Le français ne fut jamais isolé: il reçoit et emprunte, donne et lègue; il s'affirme et se développe à l'abri du latin et contre lui. Il absorbe le norrois des Vikings danois pour en faire les Normands, après avoir avalé la langue des rois francs. Il se nourrit de l'occitan qu'il réduit; il ignore le breton avant de le mettre à mal, mais le basque lui résiste et il doit composer avec l'alsacien — venu des Alamans, tout comme les dialectes germaniques de Suisse. À la fin du XVIIIe siècle, la langue se replie dans le nord de l'Italie, mais s'étend vers la Corse et s'impose en Savoie.

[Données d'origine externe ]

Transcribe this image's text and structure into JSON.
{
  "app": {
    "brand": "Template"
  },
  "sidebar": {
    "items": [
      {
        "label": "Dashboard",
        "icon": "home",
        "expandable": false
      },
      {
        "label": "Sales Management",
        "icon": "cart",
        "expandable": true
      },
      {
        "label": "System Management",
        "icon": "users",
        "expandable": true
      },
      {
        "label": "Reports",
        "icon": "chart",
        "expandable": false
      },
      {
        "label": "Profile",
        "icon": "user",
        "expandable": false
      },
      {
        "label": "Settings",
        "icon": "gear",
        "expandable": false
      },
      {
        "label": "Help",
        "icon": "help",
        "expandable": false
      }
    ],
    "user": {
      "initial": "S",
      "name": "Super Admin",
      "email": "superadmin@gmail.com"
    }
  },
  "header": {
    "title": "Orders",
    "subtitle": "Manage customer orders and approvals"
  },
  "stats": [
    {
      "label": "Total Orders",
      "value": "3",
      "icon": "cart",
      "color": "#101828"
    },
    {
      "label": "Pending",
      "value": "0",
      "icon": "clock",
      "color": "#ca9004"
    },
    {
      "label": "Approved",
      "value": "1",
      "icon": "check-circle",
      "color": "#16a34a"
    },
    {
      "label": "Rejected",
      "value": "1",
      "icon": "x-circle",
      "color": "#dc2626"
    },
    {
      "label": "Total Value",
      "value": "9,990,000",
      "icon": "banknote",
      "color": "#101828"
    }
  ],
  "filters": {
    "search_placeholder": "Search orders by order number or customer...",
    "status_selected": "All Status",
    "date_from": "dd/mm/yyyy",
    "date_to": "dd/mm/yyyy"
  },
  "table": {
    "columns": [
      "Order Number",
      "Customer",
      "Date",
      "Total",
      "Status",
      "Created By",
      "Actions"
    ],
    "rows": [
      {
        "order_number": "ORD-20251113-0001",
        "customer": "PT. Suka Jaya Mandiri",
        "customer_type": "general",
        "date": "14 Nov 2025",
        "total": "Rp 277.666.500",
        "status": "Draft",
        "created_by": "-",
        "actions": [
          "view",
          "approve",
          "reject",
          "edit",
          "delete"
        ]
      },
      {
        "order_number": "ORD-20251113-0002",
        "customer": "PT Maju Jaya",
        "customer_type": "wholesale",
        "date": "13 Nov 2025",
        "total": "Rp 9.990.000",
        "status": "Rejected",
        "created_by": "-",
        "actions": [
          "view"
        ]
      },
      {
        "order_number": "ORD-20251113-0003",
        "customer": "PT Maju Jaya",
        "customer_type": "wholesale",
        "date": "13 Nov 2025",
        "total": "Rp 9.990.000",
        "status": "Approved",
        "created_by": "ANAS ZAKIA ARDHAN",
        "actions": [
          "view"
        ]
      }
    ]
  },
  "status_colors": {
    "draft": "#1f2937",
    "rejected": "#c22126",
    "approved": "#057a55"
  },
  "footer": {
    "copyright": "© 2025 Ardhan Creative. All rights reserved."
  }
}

Dans l'ensemble, le français met à mal les langues et dialectes dans ce qu'on appellera plus tard l'«Hexagone».
À partir du XVIe siècle, cette langue française s'était répandue hors d'Europe. Elle reculera en Amérique du Nord, mais s'imposera dans les «îles» à côté d'une langue nouvelle, le créole, et résistera victorieusement au Québec et en Acadie. Au XIXe siècle, par des raisons en rien culturelles, la colonisation, d'abord monarchique, puis impériale, enfin républicaine, fait du français une réalité mondiale que le XXe siècle, dans un conflit culturel, compromet.
Alain Rey, Frédéric Duval
On situe la naissance du français vers le IXe siècle, alors qu'il faut attendre le Xe ou le XIe
siècle pour l'italien, l'espagnol ou l'occitan.
Quant aux langues franco-provençales (voir le texte de Manuel Meune à ce sujet) du Centre-Est, elles correspondaient plus ou moins à des anciennes possessions des Burgondes, puis de l'empereur du Saint Empire romain germanique. Bref, à l'aube du Xe siècle, l'aire des grands changements distinguant les aires d'oïl, d'oc et franco-provençale étaient terminées, mais non la fragmentation dialectale de chacune de ces aires, qui ne faisait que commencer. Soulignons qu'on employait au singulier «langue d'oïl» ou «langue d'oc» pour désigner les langues du Nord et du Sud, car les gens de l'époque considéraient qu'il s'agissait davantage de variétés linguistiques mutuellement compréhensibles que de langues distinctes. 1.1 L'avènement des Capétiens
C'est avec l'avènement de Hugues Capet (en 987) que le premier roi de France (encore désigné comme le «roi des Francs») en vint à parler comme langue maternelle la langue romane vernaculaire (plutôt que le germanique), ce qui sera appelé plus tard comme étant le françois ou françoys (prononcé [franswè]). Dans le système féodal de l'époque, la France était dirigée par une vingtaine de seigneurs territoriaux, descendants de fonctionnaires ou de guerriers carolingiens, qui détenaient des pouvoirs considérables parfois supérieurs à ceux du roi, comme ce fut le cas, par exemple dans le Nord, avec les comtes de Flandre et les ducs de Normandie, à l'est avec les ducs de Bourgogne et, au sud, avec les ducs d'Aquitaine. En raison des invasions étrangères, ces seigneurs avaient obtenu du roi de vastes territoires en échange de leurs services. La légitimité de Hugues Capet état alors relativement fragile. Par exemple, lorsqu'il s'opposa à son vassal Adalbert de Périgord qui refusait de lever le siège de Tours, le roi lui lui demanda : «Qui t'as fait comte?» Et le vassal de lui répondre: «Qui t'as fait roi?»